There’s also Jerome Robinson, Hodge’s old neighborhood kid with smarts and good humor, as well as the third of the trio. He makes abbreviated – but critical – appearances here, but it becomes obvious why King chose to keep the focus on Hodges and Holly in this final chapter; Jerome has a loving family already and was always going to be OK. Holly, without Bill Hodges by her side, was never a sure thing. And likely the other way around, too.
Hodges close-knit relationship with Holly forms the real heart of this series, among the most emotionally resonant King has ever written and one whose real investment lay beyond a marriage of convenience that fully understands that being needed is a great thing. “Maybe the great thing,” Holly intuits.
End of Watch is the conclusion to the Bill Hodges trilogy fans and these characters have been waiting for, even if it breaks a few conventions to get there.
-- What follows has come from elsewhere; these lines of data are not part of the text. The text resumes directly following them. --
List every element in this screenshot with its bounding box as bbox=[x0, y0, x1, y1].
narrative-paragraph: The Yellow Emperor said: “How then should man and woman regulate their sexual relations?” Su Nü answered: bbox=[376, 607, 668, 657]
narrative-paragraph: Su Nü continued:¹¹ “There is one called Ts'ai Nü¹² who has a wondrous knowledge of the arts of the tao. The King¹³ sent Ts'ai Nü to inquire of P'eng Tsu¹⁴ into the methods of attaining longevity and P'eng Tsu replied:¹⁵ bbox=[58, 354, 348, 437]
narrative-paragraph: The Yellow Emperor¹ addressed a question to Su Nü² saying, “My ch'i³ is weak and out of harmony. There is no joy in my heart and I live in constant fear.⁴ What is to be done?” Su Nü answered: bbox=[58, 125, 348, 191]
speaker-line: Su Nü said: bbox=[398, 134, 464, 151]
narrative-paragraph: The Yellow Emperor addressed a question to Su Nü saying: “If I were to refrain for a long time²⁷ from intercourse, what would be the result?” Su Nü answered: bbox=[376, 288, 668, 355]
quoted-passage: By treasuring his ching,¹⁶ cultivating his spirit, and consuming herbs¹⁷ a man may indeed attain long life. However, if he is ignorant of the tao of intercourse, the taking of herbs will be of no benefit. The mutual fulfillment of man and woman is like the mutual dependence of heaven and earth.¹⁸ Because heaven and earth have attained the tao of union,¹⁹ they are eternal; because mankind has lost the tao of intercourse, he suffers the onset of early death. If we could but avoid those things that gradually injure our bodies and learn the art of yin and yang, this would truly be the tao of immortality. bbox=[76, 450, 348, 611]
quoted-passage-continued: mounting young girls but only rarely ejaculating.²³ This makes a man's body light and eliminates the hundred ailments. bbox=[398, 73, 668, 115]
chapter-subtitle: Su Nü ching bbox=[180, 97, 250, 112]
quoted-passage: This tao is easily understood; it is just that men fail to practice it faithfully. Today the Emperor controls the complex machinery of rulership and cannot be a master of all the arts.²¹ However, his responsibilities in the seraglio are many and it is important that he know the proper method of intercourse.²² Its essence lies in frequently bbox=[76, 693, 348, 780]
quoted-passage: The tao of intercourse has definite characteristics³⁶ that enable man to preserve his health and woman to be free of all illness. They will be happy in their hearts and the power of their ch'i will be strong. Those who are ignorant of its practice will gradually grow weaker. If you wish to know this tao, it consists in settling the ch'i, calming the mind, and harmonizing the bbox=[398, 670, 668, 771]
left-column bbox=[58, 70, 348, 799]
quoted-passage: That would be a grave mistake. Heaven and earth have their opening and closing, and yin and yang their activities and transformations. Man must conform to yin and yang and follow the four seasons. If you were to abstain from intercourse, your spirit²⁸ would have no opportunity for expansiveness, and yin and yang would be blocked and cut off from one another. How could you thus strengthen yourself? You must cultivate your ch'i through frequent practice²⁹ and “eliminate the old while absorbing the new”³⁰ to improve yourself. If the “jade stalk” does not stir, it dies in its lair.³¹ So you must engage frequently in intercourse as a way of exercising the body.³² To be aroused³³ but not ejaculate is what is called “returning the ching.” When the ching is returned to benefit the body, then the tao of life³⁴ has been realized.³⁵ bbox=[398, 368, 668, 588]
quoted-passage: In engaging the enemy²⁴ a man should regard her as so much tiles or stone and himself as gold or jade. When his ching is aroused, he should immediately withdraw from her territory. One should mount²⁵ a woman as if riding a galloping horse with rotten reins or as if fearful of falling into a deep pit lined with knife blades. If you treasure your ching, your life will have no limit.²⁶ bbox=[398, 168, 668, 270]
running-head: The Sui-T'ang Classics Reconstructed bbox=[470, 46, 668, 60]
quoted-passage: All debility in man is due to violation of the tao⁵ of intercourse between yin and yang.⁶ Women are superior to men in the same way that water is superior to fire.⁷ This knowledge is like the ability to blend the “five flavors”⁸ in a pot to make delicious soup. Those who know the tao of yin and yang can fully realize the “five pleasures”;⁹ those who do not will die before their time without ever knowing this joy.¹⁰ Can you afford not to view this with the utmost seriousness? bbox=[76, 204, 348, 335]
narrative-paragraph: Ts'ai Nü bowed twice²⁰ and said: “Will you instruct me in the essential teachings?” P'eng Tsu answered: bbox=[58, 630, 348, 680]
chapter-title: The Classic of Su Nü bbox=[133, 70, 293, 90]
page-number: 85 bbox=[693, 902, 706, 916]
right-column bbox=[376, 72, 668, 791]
Throughout the series King has created one of his most despicable villains, as well as some of his most inspired heroes, delivering an epic confrontation as satisfying as anything we’ve seen from the author. I’ll miss the relationship between Bill Hodges and Holly Gibney, among the best-written and most heartfelt King’s ever written, but this is truly the sendoff they deserve.
It was announced some time ago that we’d be seeing a filmed series based on these books in the near-future; hardly a surprise, given that just about everything King has ever written – or will ever write – is destined for cinematic reinvention. If handled well the series could make for spectacular entertainment as the books are practically screenplays already.